Раздались жиденькие хлопки с галерки.
— На сцену! На сцену! — закричал господин де Лас Форесас.— Улыбайся, улыбайся же, черт тебя побери!
В последнее время господин де Лас Форесас не стеснялся в выражениях.
Вундеркинду вполовину уменьшили жалованье.
Для Шарло это не было неожиданностью. Он этого ждал — если вообще чего-нибудь ждал.
Но вечерами, после концертов, он часто садился на полу возле рояля мадам Симонен — это было его любимое место — ив мучительной тоске прижимался головой к инструменту.
Тоска охватывала его с особой силой, когда он глядел на нее или когда она играла. В эти минуты Шарло чувствовал себя глубоко несчастным.
Труппа кочевала из города в город. Господин Теодор Франц чаще всего выезжал вперед. В этих случаях купе для курящих делила с господином де Лас Форесасом контральто.
Мадам Симонен раскладывала пасьянсы на немой клавиатуре, которую Шарло держал на коленях.
Баритон часто рассказывал анекдоты. О каждом европейском виртуозе у него была припасена какая-нибудь скандальная история.
Мадам Симонен широко открывала блестящие глаза и хохотала — даже карты валились у нее из рук. Шарло краснел и терялся, когда она так хохотала.
— А что сделала она? — спрашивала мадам Симонен.
— Отужинала на даровщинку в тот вечер, а также в последующие... вполне невинно.
Женоподобный тенор поднимал глаза от газеты. Он вечно корпел над газетами, отыскивая в них свое имя, хотя не понимал чужого языка.
— А знаете, что рассказывают про него?—спрашивал он.
— Нет. Что именно?
— Каждый раз, когда появляется новый маленький Лизецкий, он выясняет, с кем из друзей виртуоза у него есть сходство... А потом идет к нему и занимает тысячу франков... от имени этого друга.

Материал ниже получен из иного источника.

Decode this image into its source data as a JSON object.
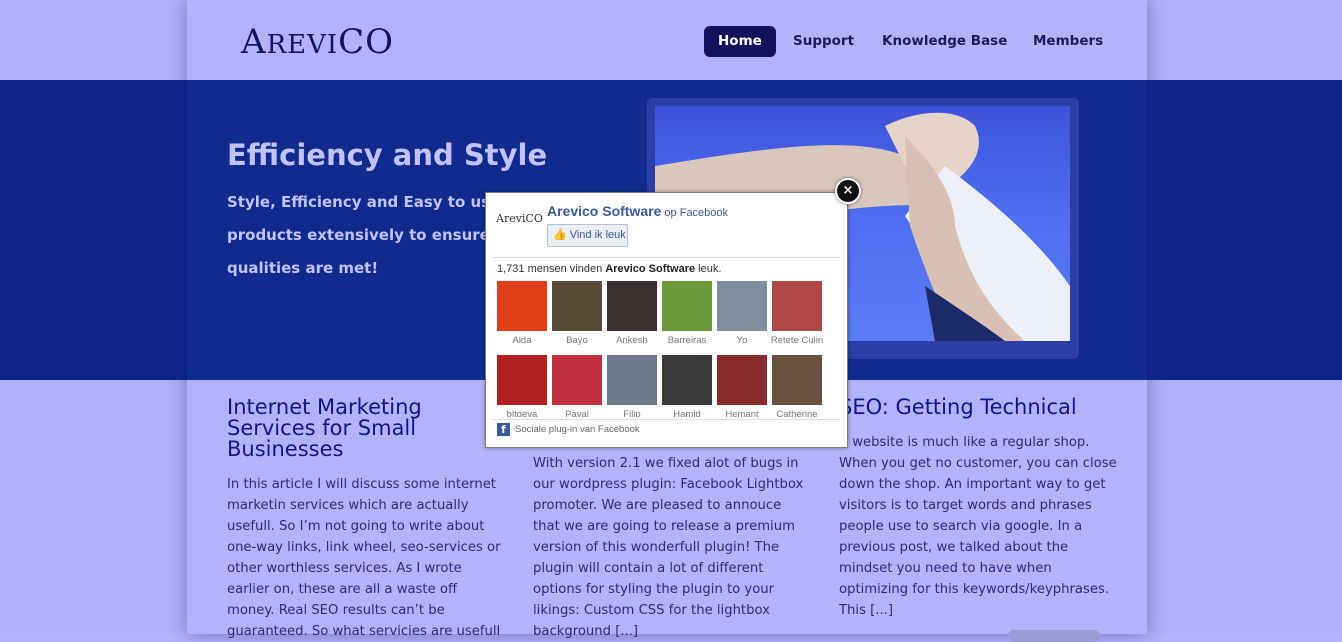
{
  "header": {
    "logo_big_a": "A",
    "logo_mid": "REVI",
    "logo_co": "CO",
    "nav": [
      {
        "label": "Home",
        "active": true
      },
      {
        "label": "Support",
        "active": false
      },
      {
        "label": "Knowledge Base",
        "active": false
      },
      {
        "label": "Members",
        "active": false
      }
    ]
  },
  "hero": {
    "title": "Efficiency and Style",
    "line1": "Style, Efficiency and Easy to use",
    "line2": "products extensively to ensure",
    "line3": "qualities are met!"
  },
  "columns": [
    {
      "title_lines": [
        "Internet Marketing",
        "Services for Small",
        "Businesses"
      ],
      "text_lines": [
        "In this article I will discuss some internet",
        "marketin services which are actually",
        "usefull. So I’m not going to write about",
        "one-way links, link wheel, seo-services or",
        "other worthless services. As I wrote",
        "earlier on, these are all a waste off",
        "money. Real SEO results can’t be",
        "guaranteed. So what servicies are usefull"
      ]
    },
    {
      "title_lines": [],
      "text_lines": [
        "With version 2.1 we fixed alot of bugs in",
        "our wordpress plugin: Facebook Lightbox",
        "promoter. We are pleased to annouce",
        "that we are going to release a premium",
        "version of this wonderfull plugin! The",
        "plugin will contain a lot of different",
        "options for styling the plugin to your",
        "likings: Custom CSS for the lightbox",
        "background [...]"
      ]
    },
    {
      "title_lines": [
        "SEO: Getting Technical"
      ],
      "text_lines": [
        "A website is much like a regular shop.",
        "When you get no customer, you can close",
        "down the shop. An important way to get",
        "visitors is to target words and phrases",
        "people use to search via google. In a",
        "previous post, we talked about the",
        "mindset you need to have when",
        "optimizing for this keywords/keyphrases.",
        "This [...]"
      ]
    }
  ],
  "lightbox": {
    "close_symbol": "×",
    "mini_logo": "AreviCO",
    "page_name": "Arevico Software",
    "page_suffix": " op Facebook",
    "like_label": "Vind ik leuk",
    "count_prefix": "1,731 mensen vinden ",
    "count_page": "Arevico Software",
    "count_suffix": " leuk.",
    "faces": [
      {
        "name": "Alda",
        "color": "#e0401a"
      },
      {
        "name": "Bayo",
        "color": "#5a4a38"
      },
      {
        "name": "Ankesh",
        "color": "#3a3030"
      },
      {
        "name": "Barreiras",
        "color": "#6a9a3a"
      },
      {
        "name": "Yo",
        "color": "#7f8fa0"
      },
      {
        "name": "Retete Culin",
        "color": "#b04848"
      },
      {
        "name": "bltgeva",
        "color": "#b02020"
      },
      {
        "name": "Payal",
        "color": "#c03040"
      },
      {
        "name": "Filip",
        "color": "#6a7a8a"
      },
      {
        "name": "Hamid",
        "color": "#3a3a3a"
      },
      {
        "name": "Hemant",
        "color": "#8a2a2a"
      },
      {
        "name": "Catherine",
        "color": "#6a5040"
      }
    ],
    "footer_icon": "f",
    "footer_text": "Sociale plug-in van Facebook"
  }
}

Шарло хотелось одного — чтобы мадам Симонен перестала смеяться.
Больше всего ему нравилось, когда она сидела тихо, сложив руки на коленях. Тогда она часто улыбалась про себя и глаза ее блестели.
В эти минуты Шарло чувствовал себя счастливым и кровь горячо приливала к его сердцу.
Шарло становился все более неловким. Он не знал, куда девать руки, и вечно спотыкался. Долговязый подросток стеснялся своей одежды — детского костюмчика с кружевами.
В гостиницах он всегда забивался в угол номера. И там час за часом неподвижно сидел, закрыв лицо руками.
Он был счастлив, когда его оставляли в покое и ему не надо было разговаривать.
В каждом городе Шарло замечал, в какое время дети возвращаются из школы. Он стоял у окна и наблюдал за школьниками, которые стайками брели домой с учебниками в ранцах. Взгляд у Шарло был неподвижный, как у слепого.
Остальные знаменитости и созвездия господина Теодора Франца беспокойно слонялись по гостинице, то и дело заглядывая в номера друг друга. Они не любили одиночества и скучали наедине со своим скудным репер
туаром из шести пьес. Брюзгливые и раздраженные, они бродили из комнаты в комнату, вечно жалуясь то на холод, то на жару.
У каждого было множество болезней и целый арсенал пузырьков с лекарствами.
Чаще всего они собирались у мадам Симонен, которая по нескольку раз на дню подсаживалась к роялю и играла гаммы.
Шарло не участвовал в общей беготне. Он устало и-неподвижно сидел в своем углу. У господина де Лас Форесаса была пропасть белья. В номере на каждом стуле валялось по грязной рубашке.
Вечером перед концертом в ожидании экипажей артисты собирались у мадам Симонен. Они суетливо метались по комнате, словно стая кур. У одного болели пальцы, у другого горло.
Во время концерта мадам Симонен и контральто за кулисами принимали газетных репортеров. Ледяным тоном светских дам они беседовали с критиками, которые томились в своих роскошных черных фраках, почтительно пялили глаза на бриллиантовое колье, украшавшее шею мадам Симонен, и глупо улыбались.